Would it be accurate to summarise your view as “this needs to be fixed
in Python, because it's impossible for Bazaar to fix it everywhere”?  If
so, I absolutely agree.

However, the Python versions we run on today don't have those fixes.
So I'd like Bazaar to try to do what it reasonably can to mitigate
against the bug.

One approach would be to call signal.siginterrupt(signum, False) for
every signal, or at maybe those with signal handlers other than SIG_IGN.
I'm not totally certain this won't have undesireable side-effects
(anything involving signals always seems to involve unpleasant
surprises), but on my reading so far it might be ok.  This function is
only available since Python 2.6, but maybe we could attempt to use
ctypes or a small C module to do it on 2.4 and 2.5.  What do you think?

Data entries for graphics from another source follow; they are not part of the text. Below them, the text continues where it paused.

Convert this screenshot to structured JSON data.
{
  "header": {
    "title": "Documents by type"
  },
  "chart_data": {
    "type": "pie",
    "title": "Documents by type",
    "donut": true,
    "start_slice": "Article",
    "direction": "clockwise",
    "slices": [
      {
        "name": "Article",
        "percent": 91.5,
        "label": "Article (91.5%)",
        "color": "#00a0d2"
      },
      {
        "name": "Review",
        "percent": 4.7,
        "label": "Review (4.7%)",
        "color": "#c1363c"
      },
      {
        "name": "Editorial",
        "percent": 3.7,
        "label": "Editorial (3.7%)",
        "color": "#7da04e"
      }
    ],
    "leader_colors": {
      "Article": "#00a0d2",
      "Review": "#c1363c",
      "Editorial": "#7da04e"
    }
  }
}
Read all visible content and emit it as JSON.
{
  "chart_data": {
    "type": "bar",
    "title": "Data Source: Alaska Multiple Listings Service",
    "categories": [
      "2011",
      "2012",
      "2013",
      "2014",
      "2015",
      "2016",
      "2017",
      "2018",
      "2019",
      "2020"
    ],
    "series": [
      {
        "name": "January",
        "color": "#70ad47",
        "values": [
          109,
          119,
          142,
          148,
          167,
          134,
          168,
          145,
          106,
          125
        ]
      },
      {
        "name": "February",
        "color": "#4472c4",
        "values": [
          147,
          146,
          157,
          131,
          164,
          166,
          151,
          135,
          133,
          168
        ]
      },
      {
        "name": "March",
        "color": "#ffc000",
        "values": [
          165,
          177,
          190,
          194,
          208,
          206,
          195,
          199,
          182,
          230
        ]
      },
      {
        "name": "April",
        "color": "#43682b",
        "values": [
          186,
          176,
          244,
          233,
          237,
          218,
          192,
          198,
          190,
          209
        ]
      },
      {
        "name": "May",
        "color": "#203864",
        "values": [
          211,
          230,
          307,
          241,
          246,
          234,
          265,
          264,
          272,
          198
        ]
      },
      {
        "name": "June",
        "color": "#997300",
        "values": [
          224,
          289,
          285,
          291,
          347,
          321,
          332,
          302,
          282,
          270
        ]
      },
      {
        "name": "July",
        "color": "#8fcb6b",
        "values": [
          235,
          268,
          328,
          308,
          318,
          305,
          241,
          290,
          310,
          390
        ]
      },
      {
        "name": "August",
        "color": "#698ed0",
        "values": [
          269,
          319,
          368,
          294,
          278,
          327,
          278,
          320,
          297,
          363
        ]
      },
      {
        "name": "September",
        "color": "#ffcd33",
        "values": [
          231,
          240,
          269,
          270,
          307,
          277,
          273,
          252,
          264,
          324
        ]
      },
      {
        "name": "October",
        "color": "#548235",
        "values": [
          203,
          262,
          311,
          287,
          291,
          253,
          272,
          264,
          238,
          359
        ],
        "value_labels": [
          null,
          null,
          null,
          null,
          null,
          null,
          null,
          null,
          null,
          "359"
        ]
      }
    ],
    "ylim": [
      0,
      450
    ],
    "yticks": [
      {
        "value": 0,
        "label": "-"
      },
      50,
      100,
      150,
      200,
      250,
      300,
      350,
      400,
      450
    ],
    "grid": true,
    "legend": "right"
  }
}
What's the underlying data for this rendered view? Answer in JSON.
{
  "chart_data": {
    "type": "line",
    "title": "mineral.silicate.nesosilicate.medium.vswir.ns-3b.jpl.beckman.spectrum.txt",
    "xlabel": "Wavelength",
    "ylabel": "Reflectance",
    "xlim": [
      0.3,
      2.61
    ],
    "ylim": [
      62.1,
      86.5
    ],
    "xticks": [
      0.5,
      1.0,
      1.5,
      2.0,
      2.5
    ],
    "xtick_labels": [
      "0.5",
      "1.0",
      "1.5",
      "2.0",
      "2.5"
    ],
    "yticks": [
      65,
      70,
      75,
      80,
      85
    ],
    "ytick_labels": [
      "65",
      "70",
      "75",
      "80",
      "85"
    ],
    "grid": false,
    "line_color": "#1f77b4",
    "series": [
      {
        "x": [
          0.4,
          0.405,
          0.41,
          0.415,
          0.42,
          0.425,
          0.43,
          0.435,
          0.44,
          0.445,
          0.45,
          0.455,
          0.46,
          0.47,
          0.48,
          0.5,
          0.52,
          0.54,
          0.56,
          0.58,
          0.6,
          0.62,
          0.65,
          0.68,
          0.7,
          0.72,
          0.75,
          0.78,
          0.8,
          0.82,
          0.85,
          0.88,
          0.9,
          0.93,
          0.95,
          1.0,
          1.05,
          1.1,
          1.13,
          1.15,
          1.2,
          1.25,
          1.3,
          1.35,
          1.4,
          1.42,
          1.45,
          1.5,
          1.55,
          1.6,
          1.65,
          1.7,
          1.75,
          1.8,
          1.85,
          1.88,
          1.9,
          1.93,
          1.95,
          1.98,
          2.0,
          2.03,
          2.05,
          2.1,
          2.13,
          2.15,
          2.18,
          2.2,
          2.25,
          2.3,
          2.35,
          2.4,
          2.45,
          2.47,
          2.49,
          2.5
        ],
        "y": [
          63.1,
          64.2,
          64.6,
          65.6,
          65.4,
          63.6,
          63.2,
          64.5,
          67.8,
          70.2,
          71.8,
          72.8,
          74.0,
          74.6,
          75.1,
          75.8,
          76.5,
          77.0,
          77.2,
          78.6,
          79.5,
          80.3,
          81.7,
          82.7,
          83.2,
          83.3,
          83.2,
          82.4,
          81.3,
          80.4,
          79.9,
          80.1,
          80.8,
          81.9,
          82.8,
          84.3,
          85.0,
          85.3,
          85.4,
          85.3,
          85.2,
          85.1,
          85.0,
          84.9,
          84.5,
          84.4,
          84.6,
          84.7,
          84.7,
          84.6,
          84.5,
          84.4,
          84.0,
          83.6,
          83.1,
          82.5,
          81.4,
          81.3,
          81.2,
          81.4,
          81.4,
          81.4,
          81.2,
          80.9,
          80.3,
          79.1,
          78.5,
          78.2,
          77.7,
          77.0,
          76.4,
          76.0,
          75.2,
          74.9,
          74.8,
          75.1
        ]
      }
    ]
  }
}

Otherwise, I don't see what's wrong with working around the bug as much
as practical in bzrlib.  Yes, we can't fix bugs in e.g. ftplib, but we
can at least make sure that talking to an SSH process is robust (and for
that matter, we can make sure that large uploads via FTP are robust,
even if we can't fix the small writes ftplib will make on the control
channel).  It's not really much different to bzrlib.cleanup, which in
essence provides a workaround for Python 2.4's lack of “try/finally
blocks where exceptions during finally don't override exceptions from
the try”, or using bzrlib.tuned_gzip to because the builtin gzip was too
slow.

> Peronally, I'd be happy with an 80% approach that addresses only those
> places where interruption is actually likely as opposed to
> theoretically possible. What really needs to be avoided are fixes that
> turn a rare exception into silent loss or duplication of data on the
> wire. Bazaar can (and already has to for other reasons) recover from a
> connection being dropped unexpectedly, and there's only so much
> robustness than can be expected from Python (or C) code.

I agree some places are more important to fix than others, and that the
fixes really need to be completely safe (unlike many of the current
uses of until_no_eintr, which are very broken).

I don't think it follows that because Bazaar has to cope with connection
drops, so therefore failures due to EINTR are acceptable.  As a user,
I'm ok with a failure because my internet connection dropped out.  I'm
not ok with a failure because the Bazaar GUI I'm using had a subprocess
finish while during a push.

(And as a developer, it's very inconvenient for the SIGQUIT-for-pdb
feature to break the active connection.)

> Andrew has mentioned in the merge request for my first pass at a
> different method[1] that the sendall-with-bug-workarounds should be a
> public function, and there's a use of sendall in bzrlib.transport.ftp
> that could be using it as well. Well, let's take another example from
> the same module:

Even without the EINTR-workaround, I still think that method should
exist, because of it avoids 10053 errors on windows and it will give
better activity reporting than sock.sendall directly.  I'm certain that
using it in that one place in ftp.py will give noticeable improvement to
the feedback the UI gives during an upload via FTP.  So I think the
argument for a send_all (to socket) method in osutils is orthogonal to
the until_no_eintr discussion.

It's likely that we haven't been filing enough bugs on Python about
these sorts of issues, and if so I'm sorry about that and will think
about how to do better.

-Andrew.